Health care is a basic human right, not a privilege. For some reason, we’ve allowed ourselves as Americans to be fooled into accepting that one must be blessed with “means” to actuate appropriate health care. As a nation we have failed to realize that our health care system is a barometer of our society’s value for human life.

-Me

Thursday, April 12, 2007

Woman

Past guys have been on my mind a lot lately. Can’t say why. Have you ever been driving (driving is the ultimate past-time and one I spend way too much time doing immersed more in thought than in driving) and thinking at the same time? Wading through your past experiences when something, not a new realization, just a new way to look at an old experience, hits you? And you are stuck musing through your left turns, red lights, accelerations and lane changes?

So lately I’ve been thinking about guys I used to know. Guys from my teenage years. Perhaps I’ve hinted some, but my teenage years were rather tumultuous. Most of that was my own doing, or rather, undoing. I knew a whole slew of less than wholesome public (or less than public) figures. I think I get stuck in that time period of my life because sometimes it is hard for me to believe. That and it is just so damn different from anything I would ever dream of incorporating into my life nowadays.

Guys I used to know. Guys I used to date as a teen. So I was 16 and totally head over heels for this TWENTY-NINE year old. I was 14 and I kissed a THIRTY-TWO year old. Now this is by no means meant to be a kiss and tell, but honestly, as I am turning 29 this year, that just icks me the hell out. What the hell was I doing dating a 29 year old at 16? What the hell was wrong with that guy? (No blame for me on this one, I had not the tools to pick a decent man, and I was seriously misled by what I realize now were some obviously sick souls.)

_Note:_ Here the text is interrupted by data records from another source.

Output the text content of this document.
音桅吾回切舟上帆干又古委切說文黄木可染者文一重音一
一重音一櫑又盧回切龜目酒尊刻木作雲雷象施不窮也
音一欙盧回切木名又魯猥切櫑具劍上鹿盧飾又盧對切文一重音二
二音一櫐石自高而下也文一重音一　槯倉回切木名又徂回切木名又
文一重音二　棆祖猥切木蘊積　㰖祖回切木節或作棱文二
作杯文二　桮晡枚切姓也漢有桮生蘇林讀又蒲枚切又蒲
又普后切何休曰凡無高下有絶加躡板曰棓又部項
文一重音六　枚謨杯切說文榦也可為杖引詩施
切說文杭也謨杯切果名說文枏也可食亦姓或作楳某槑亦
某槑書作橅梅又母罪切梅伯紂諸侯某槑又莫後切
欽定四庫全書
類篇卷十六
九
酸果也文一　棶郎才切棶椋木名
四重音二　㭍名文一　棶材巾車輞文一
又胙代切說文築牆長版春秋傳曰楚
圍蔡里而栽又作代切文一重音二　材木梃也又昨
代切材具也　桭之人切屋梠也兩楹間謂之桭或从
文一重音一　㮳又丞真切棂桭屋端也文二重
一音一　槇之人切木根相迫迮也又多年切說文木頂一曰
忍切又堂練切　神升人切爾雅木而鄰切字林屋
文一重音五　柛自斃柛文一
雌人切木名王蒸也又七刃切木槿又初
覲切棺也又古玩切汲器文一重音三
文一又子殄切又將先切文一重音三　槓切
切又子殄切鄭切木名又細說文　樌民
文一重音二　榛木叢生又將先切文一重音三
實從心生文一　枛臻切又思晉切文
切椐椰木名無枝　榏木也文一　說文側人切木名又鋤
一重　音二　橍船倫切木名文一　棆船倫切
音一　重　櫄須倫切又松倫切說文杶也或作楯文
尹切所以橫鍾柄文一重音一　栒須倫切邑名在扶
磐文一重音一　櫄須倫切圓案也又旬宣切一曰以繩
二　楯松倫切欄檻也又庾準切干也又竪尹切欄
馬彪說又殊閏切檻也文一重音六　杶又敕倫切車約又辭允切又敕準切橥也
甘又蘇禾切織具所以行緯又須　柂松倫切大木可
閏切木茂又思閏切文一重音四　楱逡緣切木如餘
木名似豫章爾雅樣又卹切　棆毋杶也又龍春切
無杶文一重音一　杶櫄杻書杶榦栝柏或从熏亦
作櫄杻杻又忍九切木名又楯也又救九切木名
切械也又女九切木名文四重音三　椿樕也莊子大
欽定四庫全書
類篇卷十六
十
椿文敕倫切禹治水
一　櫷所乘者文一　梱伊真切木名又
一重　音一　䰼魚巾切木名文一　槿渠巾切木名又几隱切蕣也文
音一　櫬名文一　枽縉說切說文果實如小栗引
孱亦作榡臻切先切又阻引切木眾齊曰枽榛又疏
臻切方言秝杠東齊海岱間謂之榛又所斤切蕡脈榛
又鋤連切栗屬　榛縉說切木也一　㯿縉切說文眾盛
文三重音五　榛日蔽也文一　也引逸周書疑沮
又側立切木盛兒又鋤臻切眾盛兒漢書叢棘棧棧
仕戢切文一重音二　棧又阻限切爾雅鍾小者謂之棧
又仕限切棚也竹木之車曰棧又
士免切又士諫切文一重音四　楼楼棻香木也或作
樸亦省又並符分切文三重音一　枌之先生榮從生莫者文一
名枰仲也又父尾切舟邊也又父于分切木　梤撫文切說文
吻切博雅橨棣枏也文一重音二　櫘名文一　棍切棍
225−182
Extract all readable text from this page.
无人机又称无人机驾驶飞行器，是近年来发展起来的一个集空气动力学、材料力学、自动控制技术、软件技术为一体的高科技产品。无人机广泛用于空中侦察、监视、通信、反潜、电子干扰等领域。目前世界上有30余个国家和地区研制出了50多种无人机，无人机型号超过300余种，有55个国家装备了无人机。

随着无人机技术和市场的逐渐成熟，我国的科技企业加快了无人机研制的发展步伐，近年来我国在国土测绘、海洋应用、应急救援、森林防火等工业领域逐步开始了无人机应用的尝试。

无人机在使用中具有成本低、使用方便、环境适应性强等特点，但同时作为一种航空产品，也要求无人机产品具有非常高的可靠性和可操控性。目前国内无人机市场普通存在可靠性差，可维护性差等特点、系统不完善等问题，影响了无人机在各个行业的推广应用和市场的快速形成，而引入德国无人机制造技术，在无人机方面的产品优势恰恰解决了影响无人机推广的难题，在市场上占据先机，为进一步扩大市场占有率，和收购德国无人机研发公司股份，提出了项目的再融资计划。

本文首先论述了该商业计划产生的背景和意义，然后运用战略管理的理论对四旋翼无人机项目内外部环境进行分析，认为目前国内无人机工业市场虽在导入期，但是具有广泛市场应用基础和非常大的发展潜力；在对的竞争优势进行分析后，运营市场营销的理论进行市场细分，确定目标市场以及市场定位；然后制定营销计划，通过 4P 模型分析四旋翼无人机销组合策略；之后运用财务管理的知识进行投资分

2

When I was eighteen I was just breaking up with my boyfriend of 3 years (off and on) who was at that time 24. That means when we started dating he was 21, and I was 15. Fifteen. Twenty-one. Need I say more? I remember wondering why I never had a decent romantic relationship. I ignored the obvious fact that I had chosen to date only men that had clear issues (as dating children is a readily apparent violation of social mores, eh?).

I’m sure I’ve always known this fact, but only recently has it started to kind of gross me out. Grown men. Children. Girls pretending to be women.

The fact that I was a child at 14, 15, 16, 17……These are indisputable facts. Hell the fact that I still acted as a child well into my twenties is also an indisputable fact. And I just can’t believe these guys, that somehow they felt it was okay(acceptable), and imagined that I would somehow stick with them, date them, love them, in any way that is appropriate and understandable.

I don’t think that making choices as bad as I made as a teen concerning men are inevitable choices. It is just a shame that there is even a choice, that there are men out there that just don’t understand the unacceptability of dating girls that act like women.

You can look like a woman. You can act like a woman. But sometimes, no matter how much you pretend, the only way to womanhood is taking the time it takes to get there.